Show that for real $u,x,y,z>0$, $f(u,x,y,z)=\frac{1}{x^3}+\frac{2z^4}{y^6}+3u^3z^2+\frac{5x^2y^4z^2}{u}$ has no minimum

Question

Question: Show that for real $u,x,y,z>0$, $$f(u,x,y,z)=\frac{1}{x^3}+\frac{2z^4}{y^6}+3u^3z^2+\frac{5x^2y^4z^2}{u}$$ has no minimum.

I found the Hessian matrix of $f$ is very complicated, it's hard to show the semi-positive definite property.

My guess is to use some inequality to obtain a constant lower bound of $f$, then verify that the equation can not be reached.

However I cannot find the proper inequality to use.

Any help will be appreciated!

Answer 1

It is obvious that the quantity must be positive, because each individual term in the sum is strictly positive.

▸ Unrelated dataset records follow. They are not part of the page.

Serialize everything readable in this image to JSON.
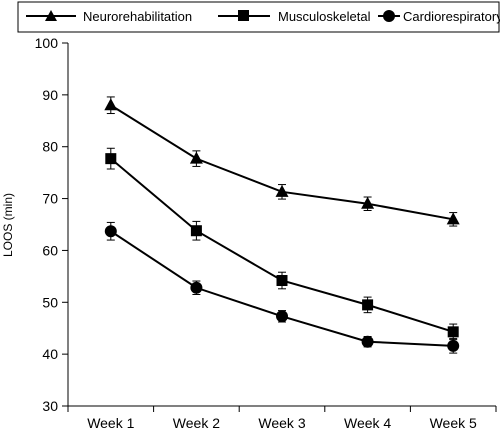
{
  "chart_data": {
    "type": "line",
    "title": "",
    "xlabel": "",
    "ylabel": "LOOS (min)",
    "categories": [
      "Week 1",
      "Week 2",
      "Week 3",
      "Week 4",
      "Week 5"
    ],
    "ylim": [
      30,
      100
    ],
    "yticks": [
      30,
      40,
      50,
      60,
      70,
      80,
      90,
      100
    ],
    "grid": false,
    "legend_position": "top",
    "series": [
      {
        "name": "Neurorehabilitation",
        "marker": "triangle",
        "color": "#000000",
        "values": [
          88.0,
          77.7,
          71.3,
          69.0,
          66.0
        ],
        "errors": [
          1.6,
          1.5,
          1.4,
          1.3,
          1.3
        ]
      },
      {
        "name": "Musculoskeletal",
        "marker": "square",
        "color": "#000000",
        "values": [
          77.7,
          63.8,
          54.2,
          49.5,
          44.3
        ],
        "errors": [
          2.0,
          1.8,
          1.6,
          1.5,
          1.5
        ]
      },
      {
        "name": "Cardiorespiratory",
        "marker": "circle",
        "color": "#000000",
        "values": [
          63.7,
          52.8,
          47.3,
          42.4,
          41.6
        ],
        "errors": [
          1.7,
          1.3,
          1.1,
          1.0,
          1.4
        ]
      }
    ]
  }
}
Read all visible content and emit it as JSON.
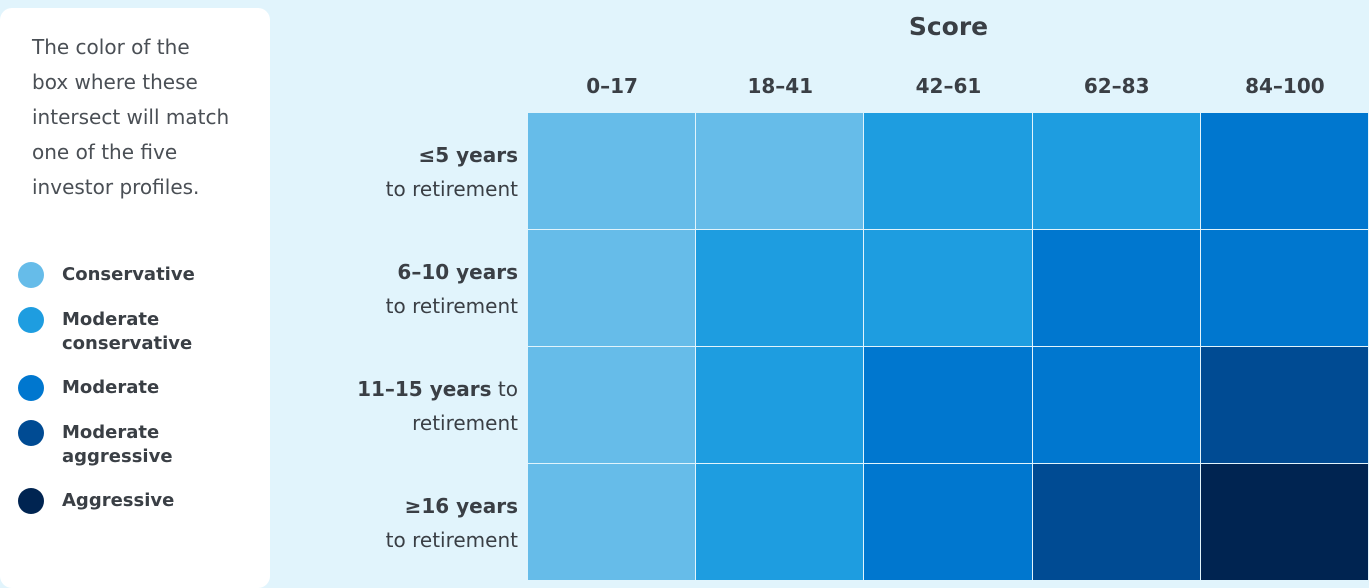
{
  "intro": "The color of the box where these intersect will match one of the five investor profiles.",
  "legend": [
    {
      "name": "Conservative",
      "color": "#66bce9"
    },
    {
      "name": "Moderate conservative",
      "color": "#1e9de0"
    },
    {
      "name": "Moderate",
      "color": "#0077cf"
    },
    {
      "name": "Moderate aggressive",
      "color": "#004b93"
    },
    {
      "name": "Aggressive",
      "color": "#002451"
    }
  ],
  "grid": {
    "title": "Score",
    "columns": [
      "0–17",
      "18–41",
      "42–61",
      "62–83",
      "84–100"
    ],
    "rows": [
      {
        "bold": "≤5 years",
        "text": "to retirement",
        "line_break": true,
        "cells": [
          0,
          0,
          1,
          1,
          2
        ]
      },
      {
        "bold": "6–10 years",
        "text": "to retirement",
        "line_break": true,
        "cells": [
          0,
          1,
          1,
          2,
          2
        ]
      },
      {
        "bold": "11–15 years",
        "text": "to retirement",
        "line_break": false,
        "cells": [
          0,
          1,
          2,
          2,
          3
        ]
      },
      {
        "bold": "≥16 years",
        "text": "to retirement",
        "line_break": true,
        "cells": [
          0,
          1,
          2,
          3,
          4
        ]
      }
    ]
  }
}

Now consider $$f(1,q^{-1/3},q^{1/6},q^{1/2})=q+2q+3q+5q=11q$$ You can obtain any positive value $\epsilon>0$ simply by choosing $$q=\epsilon/11, \quad u=1, \quad x=q^{-1/3}, \quad y=q^{1/6}, \quad z=q^{1/2}.$$ Thus $f$ can be arbitrarily close to zero, but not zero itself, because $q\rightarrow 0$ means that $x\rightarrow +\infty$ and $y,z\rightarrow 0$. So we have $\inf_{u,x,y,z} f(u,x,y,z) =0$, but there is no tuple $(u,x,y,z)$ that attains this infimum.